Lewis Fry Richardson published in 1922 a detailed description of how to predict the weather, and applied his model to an attempted 6-hour forecast that took him 6 weeks to compute by hand. His forecast was off by a huge margin, but he was still convinced that the model was broadly correct, and with enough data and computing power, it could produce useful predictions.

It’s interesting that scientists such as Richardson were so confident of their approach despite its failure to make useful predictions. The confidence arguably stemmed from the fact that the basic equations of physics that the model relied on were indubitably true. It’s not surprising that Richardson’s confidence wasn’t widely shared. What’s perhaps more surprising is that enough people were convinced by the approach that, when the world’s first computers were made, weather prediction was viewed as a useful initial use of these computers. How they were able to figure out that this approach could bear fruit is related to questions I raised in my paradigm shifts in forecasting post.

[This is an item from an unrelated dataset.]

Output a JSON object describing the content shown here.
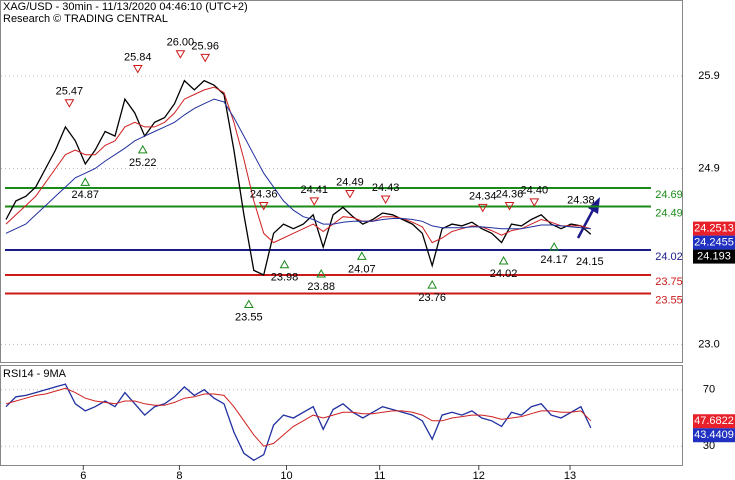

Could Richardson have fixed the model and made correct predictions by hand? With the benefit of hindsight, it turns out that if he’d applied a standard procedure to tweak the original data he worked with, he would have been able to make decent predictions by hand. But this is easier seen in hindsight, when we have the benefit of being able to try out many different tweaks of the algorithm and compare their performance in real time (more on this point below).

The first successful computer-based numerical weather prediction

In the mid-1930s, John von Neumann, one of the key figures in modern computing, stumbled across weather prediction and identified it as an ideal problem suited to computers: it required a huge amount of calculation using clearly defined algorithms from measured initial data. An initiative supported by von Neumann led to the meteorologist Jule Charney getting interested in the problem. In 1950, a team led by Charney came up with a complete numerical algorithm for weather prediction, building on and addressing some computational issues in Richardson’s original algorithm. This was then implemented on the ENIAC, the only computer available at the time. The simulation had a time ratio of 1: it took 24 hours to simulate 24 hours of weather. Charney called it a vindication of the vision of Lewis Fry Richardson.

Progress since then: the interplay of computational and theoretical

Since the 1950 ENIAC implementation of weather forecasting, weather forecasting has improved slowly and steadily. The bulk of the progress has been through access to faster computing power. Theoretical models have also improved. However, these improvements are not cleanly separable. The ability to run faster simulations computationally allows for quicker testing and comparison of different algorithms, and experimental adjustment to make them work faster and better. In this case, one-time access to better computational resources can lead to long-term improvements in the algorithms used.